Suka atau tidak, kata Trubus, tembakau merupakan komoditas yang strategis. Tanaman ini menghasilkan industri yang banyak memberikan pendapatan kepada negara. Serta menyerap tenaga kerja yang cukup besar.
“Ini ada petani tembakau yang jumlahnya besar, seharusnya dibina dong. Bukan malah dibinasakan. Ingat, mereka tidak minta kerja kepada negara lho. Tapi kerja mandiri yang memberikan dampak kepada lapangan kerja baru,” kata Trubus.
Dalam Rancangan Peraturan Pemerintah (RPP) tentang Pelaksanaan UU Kesehatan terkait Pengamanan Zat Adiktif, yang masih dibahas, kata Trubus, jelas sekali banyak pasal yang arahnya ‘membinasakan’ petani tembakau.
Dalam draf RPP UU Kesehatan terutama pada bagian pengaturan produk tembakau, isinya banyak larangan. Intinya, beleid ini seolah ingin mematikan industri hasil tembakau atau IHT. Sebut saja pasal mengenai pelarangan iklan dan promosi produk tembakau. Atau, pasal yang mengharuskan setiap bungkus rokok berisi minimal 20 batang.
“Kalau iklan dianggap tidak mendidik masyarakat untuk hidup sehat, tinggal dibuat aturan main saja yang berimbang. Bukan dengan melarang iklan atau promosi,” papar Trubus.
Sedangkan syarat setiap bungkus rokok berisi minimal 20 batang, tentunya berdampak kepada naiknya biaya operasional. Kalau itu terjadi, maka buruh IHT serta petani tembakau bakalan kena dampaknya juga.
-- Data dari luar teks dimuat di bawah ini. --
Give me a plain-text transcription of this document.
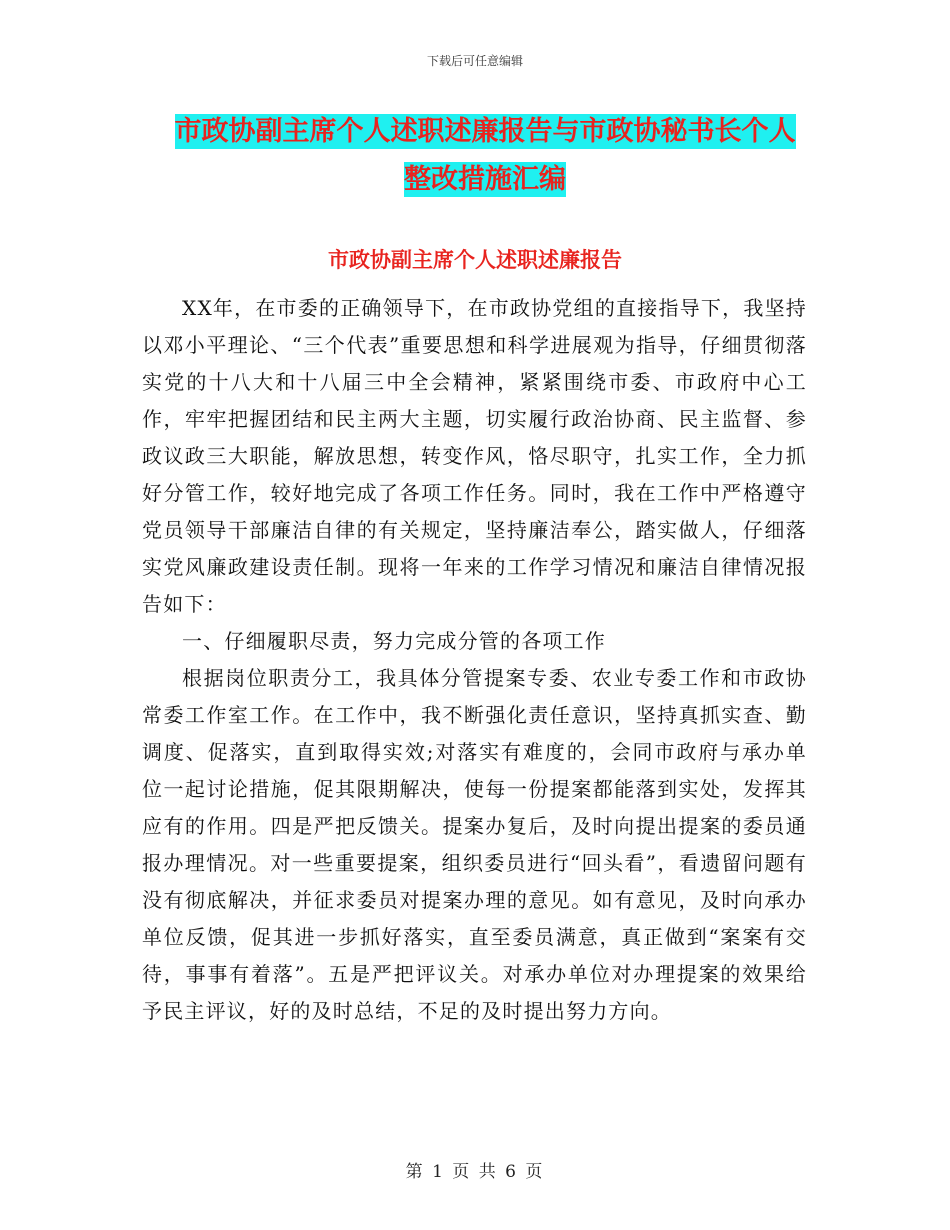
下载后可任意编辑
市政协副主席个人述职述廉报告与市政协秘书长个人
整改措施汇编
市政协副主席个人述职述廉报告

XX年，在市委的正确领导下，在市政协党组的直接指导下，我坚持以邓小平理论、“三个代表”重要思想和科学进展观为指导，仔细贯彻落实党的十八大和十八届三中全会精神，紧紧围绕市委、市政府中心工作，牢牢把握团结和民主两大主题，切实履行政治协商、民主监督、参政议政三大职能，解放思想，转变作风，恪尽职守，扎实工作，全力抓好分管工作，较好地完成了各项工作任务。同时，我在工作中严格遵守党员领导干部廉洁自律的有关规定，坚持廉洁奉公，踏实做人，仔细落实党风廉政建设责任制。现将一年来的工作学习情况和廉洁自律情况报告如下：

一、仔细履职尽责，努力完成分管的各项工作

根据岗位职责分工，我具体分管提案专委、农业专委工作和市政协常委工作室工作。在工作中，我不断强化责任意识，坚持真抓实查、勤调度、促落实，直到取得实效;对落实有难度的，会同市政府与承办单位一起讨论措施，促其限期解决，使每一份提案都能落到实处，发挥其应有的作用。四是严把反馈关。提案办复后，及时向提出提案的委员通报办理情况。对一些重要提案，组织委员进行“回头看”，看遗留问题有没有彻底解决，并征求委员对提案办理的意见。如有意见，及时向承办单位反馈，促其进一步抓好落实，直至委员满意，真正做到“案案有交待，事事有着落”。五是严把评议关。对承办单位对办理提案的效果给予民主评议，好的及时总结，不足的及时提出努力方向。

第 1 页 共 6 页
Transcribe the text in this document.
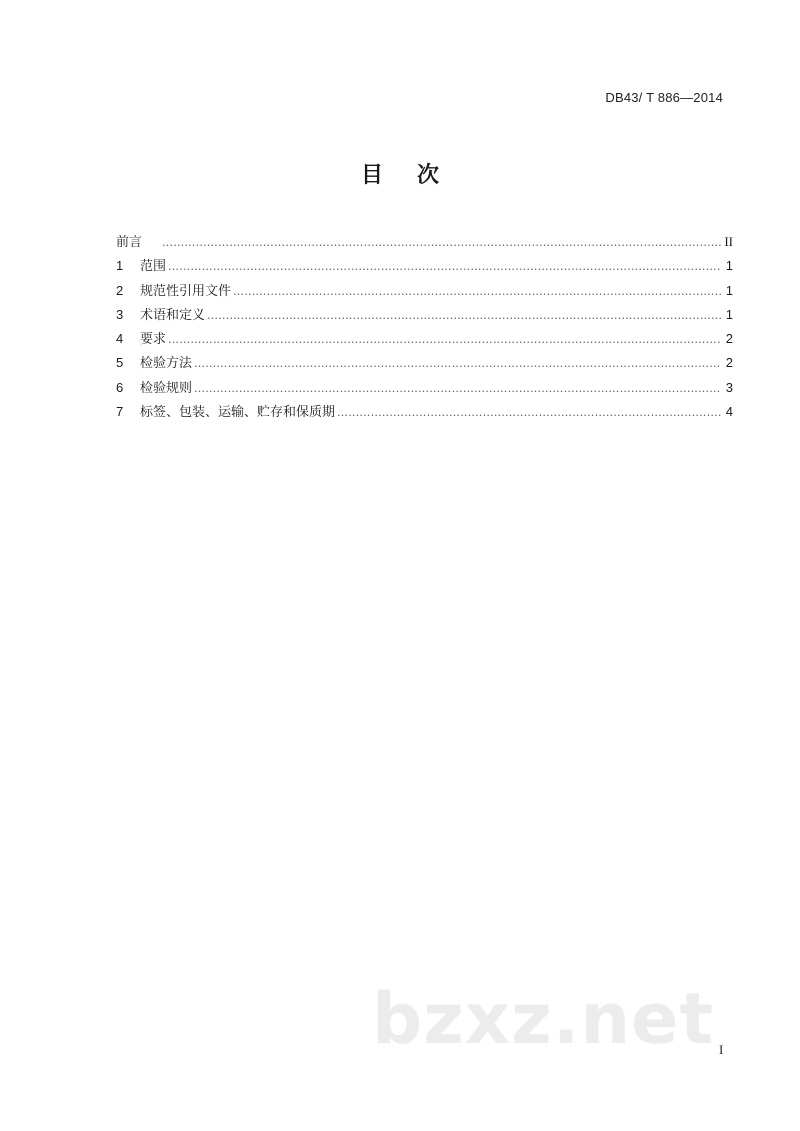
DB43/ T 886—2014
目次
前言 ……………………………………………………………………………………………………………………………………………………………………………………………………………………	II
1	范围 ……………………………………………………………………………………………………………………………………………………………………………………………………………………	1
2	规范性引用文件 ……………………………………………………………………………………………………………………………………………………………………………………………………………………	1
3	术语和定义 ……………………………………………………………………………………………………………………………………………………………………………………………………………………	1
4	要求 ……………………………………………………………………………………………………………………………………………………………………………………………………………………	2
5	检验方法 ……………………………………………………………………………………………………………………………………………………………………………………………………………………	2
6	检验规则 ……………………………………………………………………………………………………………………………………………………………………………………………………………………	3
7	标签、包装、运输、贮存和保质期 ……………………………………………………………………………………………………………………………………………………………………………………………………………………	4
bzxz.net I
Karena itu, sejak awal, petani tembakau serta para serikat dan organisasi pekerja IHT terus melakukan protes dan penolakan.
Kebijakan Anti-Petani Tembakau
Guru Besar Universitas Airlangga (Unair), Prof Hotman Siahaan menyebut, kebijakan Menteri Keuangan Sri Mulyani mengerek naik cukai rokok 11,6 persen pada 2023 jelas merugikan IHT dan petani tembakau. Padahal, kata dia, sektor industri ini adalah padat karya, khususnya Sigaret Kretek Tangan (SKT).
Bisa dibayangkan jika sektor IHT di daerah sentra tembakau nyungsep, perekonomian daerah itu pastinya ikut jeblok.